Startups and major labs are focusing on "world models," which simulate physical reality, cause, and effect. This is seen as the necessary step beyond text-based LLMs to create agents that can truly understand and interact with the physical world, a key step towards AGI.

Google's Project Genie can generate playable game worlds from text prompts, a feat that would have seemed like AGI recently. However, users' expectations immediately shift to the next challenge: demanding AI-generated game mechanics like timers, scoring, and complex interactions.

Large language models are insufficient for tasks requiring real-world interaction and spatial understanding, like robotics or disaster response. World models provide this missing piece by generating interactive, reason-able 3D environments. They represent a foundational shift from language-based AI to a more holistic, spatially intelligent AI.
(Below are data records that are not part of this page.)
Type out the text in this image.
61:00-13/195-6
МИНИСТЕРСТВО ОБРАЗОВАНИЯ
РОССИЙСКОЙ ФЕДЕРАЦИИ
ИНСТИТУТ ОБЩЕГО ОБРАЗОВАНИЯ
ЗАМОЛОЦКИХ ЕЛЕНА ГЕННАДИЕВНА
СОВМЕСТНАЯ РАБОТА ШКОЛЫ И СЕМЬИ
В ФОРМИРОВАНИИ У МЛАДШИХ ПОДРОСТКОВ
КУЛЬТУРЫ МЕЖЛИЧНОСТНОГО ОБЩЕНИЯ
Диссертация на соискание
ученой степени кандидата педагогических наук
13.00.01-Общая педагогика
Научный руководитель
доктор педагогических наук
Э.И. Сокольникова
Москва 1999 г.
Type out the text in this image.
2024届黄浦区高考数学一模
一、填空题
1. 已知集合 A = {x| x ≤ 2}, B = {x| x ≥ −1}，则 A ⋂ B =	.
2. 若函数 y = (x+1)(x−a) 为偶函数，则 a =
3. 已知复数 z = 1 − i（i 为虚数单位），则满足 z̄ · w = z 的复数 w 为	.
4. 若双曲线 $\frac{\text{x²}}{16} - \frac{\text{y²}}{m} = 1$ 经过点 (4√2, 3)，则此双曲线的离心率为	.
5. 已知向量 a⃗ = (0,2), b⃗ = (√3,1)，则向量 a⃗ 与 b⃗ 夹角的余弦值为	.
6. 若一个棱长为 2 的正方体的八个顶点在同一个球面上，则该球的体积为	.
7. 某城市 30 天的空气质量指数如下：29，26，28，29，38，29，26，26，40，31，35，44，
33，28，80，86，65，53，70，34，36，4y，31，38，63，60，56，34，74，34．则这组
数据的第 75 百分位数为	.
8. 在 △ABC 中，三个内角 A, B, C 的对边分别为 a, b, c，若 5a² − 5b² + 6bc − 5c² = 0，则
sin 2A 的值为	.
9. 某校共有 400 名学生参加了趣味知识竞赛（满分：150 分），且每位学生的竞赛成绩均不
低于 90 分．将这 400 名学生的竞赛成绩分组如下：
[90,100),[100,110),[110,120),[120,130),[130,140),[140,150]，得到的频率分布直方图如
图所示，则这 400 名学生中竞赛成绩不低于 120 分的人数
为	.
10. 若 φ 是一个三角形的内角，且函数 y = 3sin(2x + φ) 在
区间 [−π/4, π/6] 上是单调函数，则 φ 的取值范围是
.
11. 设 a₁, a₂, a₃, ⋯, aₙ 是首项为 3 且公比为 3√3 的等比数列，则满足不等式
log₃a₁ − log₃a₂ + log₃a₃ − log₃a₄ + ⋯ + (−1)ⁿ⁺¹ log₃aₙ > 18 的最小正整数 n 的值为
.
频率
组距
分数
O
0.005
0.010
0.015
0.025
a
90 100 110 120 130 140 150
The AI's ability to handle novel situations isn't just an emergent property of scale. Waive actively trains "world models," which are internal generative simulators. This enables the AI to reason about what might happen next, leading to sophisticated behaviors like nudging into intersections or slowing in fog.

Instead of replacing entire systems with AI "world models," a superior approach is a hybrid model. Classical code should handle deterministic logic (like game physics), while AI provides a "differentiable" emergent layer for aesthetics and creativity (like real-time texturing). This leverages the unique strengths of both computational paradigms.

Instead of purely generative approaches, Moon Lake AI's strategy for creating interactive worlds involves using AI reasoning models to control and combine existing high-fidelity computer graphics tools. This is analogous to an LLM using a calculator, leveraging specialized tools for a more efficient and higher-quality outcome.

Demis Hassabis sees video generation as more than a content tool; it's a step toward building AI with "world models." By learning to generate realistic scenes, these models develop an intuitive understanding of physics and causality, a foundational capability for AGI to perform long-term planning in the real world.